Inventory, 12 ct : 0
Murta berries are small, averaging 1 to 2 centimeters in diameter, and have a round, oval, to ovate shape. The berry’s skin is smooth, faintly glossy, and taut with some give, ranging in color from red, purple, to white, depending on growing region and variety. Underneath the surface, the flesh is ivory, soft, and semi-grainy, encasing several tiny, tan, and edible seeds. Murta berries emit an aromatic, fruity scent with tropical undertones and contain a balanced, sweet, floral, and tangy flavor with guava, strawberry, apple, and pineapple nuances. In addition to the berries, the plants produce evergreen leaves with a leathery, waxy, and dark green hue and white to pale pink flowers that hang from the shrub in a delicate bell-like shape in the spring.
Murta berries are available in the fall through early winter.
Murta berries, botanically classified as Ugni molinae, are small South American fruits that grow on compact, evergreen shrubs that reach 1 to 2 meters in height belonging to the Myrtaceae family. The sweet-scented berries having been growing naturally since ancient times and have remained primarily wild into the modern day. The name Murta is believed to have been derived from the Mapuche people in Chile, roughly translating to mean “evergreen shrub or bush.” Throughout Chile, Murta berries have traditionally been utilized as a food and medicinal source. The berries are favored for their fruity flavor, eaten raw or cooked, and are known under many names, including Chilean Guava, Strawberry Myrtle, Ugni Berry, Uñi, and Murtilla. Murta berries were also introduced into New Zealand and Tasmania for small-scale commercial cultivation. To effectively market the new berry variety, the berries were rebranded under the names New Zealand Cranberry and Tazziberry™.
Murta berries have not been extensively studied for their nutritional properties, but the berries have been shown to contain vitamin C to strengthen the immune system, reduce inflammation, and boost collagen production within the skin. The berries are also rich in antioxidants that protect the body against free radical damage and provide lower amounts of potassium, calcium, and phosphorus.

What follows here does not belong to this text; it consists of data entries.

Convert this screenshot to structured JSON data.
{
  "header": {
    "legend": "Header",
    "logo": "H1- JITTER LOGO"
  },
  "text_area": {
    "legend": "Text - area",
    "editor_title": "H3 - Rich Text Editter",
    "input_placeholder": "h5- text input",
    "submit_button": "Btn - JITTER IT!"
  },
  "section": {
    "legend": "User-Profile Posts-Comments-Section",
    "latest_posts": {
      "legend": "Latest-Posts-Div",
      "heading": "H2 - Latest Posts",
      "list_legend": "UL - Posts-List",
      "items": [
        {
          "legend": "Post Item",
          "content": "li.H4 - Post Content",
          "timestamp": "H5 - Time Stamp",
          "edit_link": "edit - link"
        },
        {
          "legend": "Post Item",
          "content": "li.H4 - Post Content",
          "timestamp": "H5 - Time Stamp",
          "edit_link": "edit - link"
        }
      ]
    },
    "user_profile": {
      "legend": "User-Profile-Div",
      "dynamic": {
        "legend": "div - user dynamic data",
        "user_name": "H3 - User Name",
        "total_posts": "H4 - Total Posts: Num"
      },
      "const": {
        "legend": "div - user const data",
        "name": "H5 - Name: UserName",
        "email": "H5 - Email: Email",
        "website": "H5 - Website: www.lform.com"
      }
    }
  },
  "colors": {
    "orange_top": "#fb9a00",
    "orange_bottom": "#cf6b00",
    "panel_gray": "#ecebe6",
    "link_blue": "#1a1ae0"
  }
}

Murta berries have a sweet and fruity, subtly tangy flavor well suited for a variety of raw and cooked preparations. The berries can be consumed straight, out of hand, or tossed into fruit bowls, salads, or used as a fresh topping over desserts. Murta berries can also be pressed into juice, blended into smoothies, fermented into spirits, mixed into ice cream, or served on appetizer plates with nuts, fruits, and cheeses. In addition to fresh preparations, Murta berries are popularly simmered into sauces, glazes, syrups, jellies, and jams. In the 19th century England, Queen Victoria enjoyed Murta berry jam so much that she planted the berries in gardens throughout Cornwall for use in desserts and preserves. Murta jam was also extensively made throughout Chile as a method to preserve the fruit harvest. In the present day, Murta berries are mixed into cakes, puddings, custards, muffins, and crepes, cooked into compotes, dehydrated for extended use, or freeze-dried and blended into powders as a health aid. One of the most traditional desserts incorporating Murta berries in Chile is Murta con membrillo. The berries are boiled with quince and sugar, and the preserved mixture can be stored in containers for several months. Beyond the berries, the leaves of the shrub can be steeped into herbal teas. Murta berries pair well with fruits such as lemon, orange, quince, blueberries, and maqui berries, vanilla, chocolate, cinnamon, and cream. Whole, unwashed Murta berries should be immediately consumed for the best quality and flavor.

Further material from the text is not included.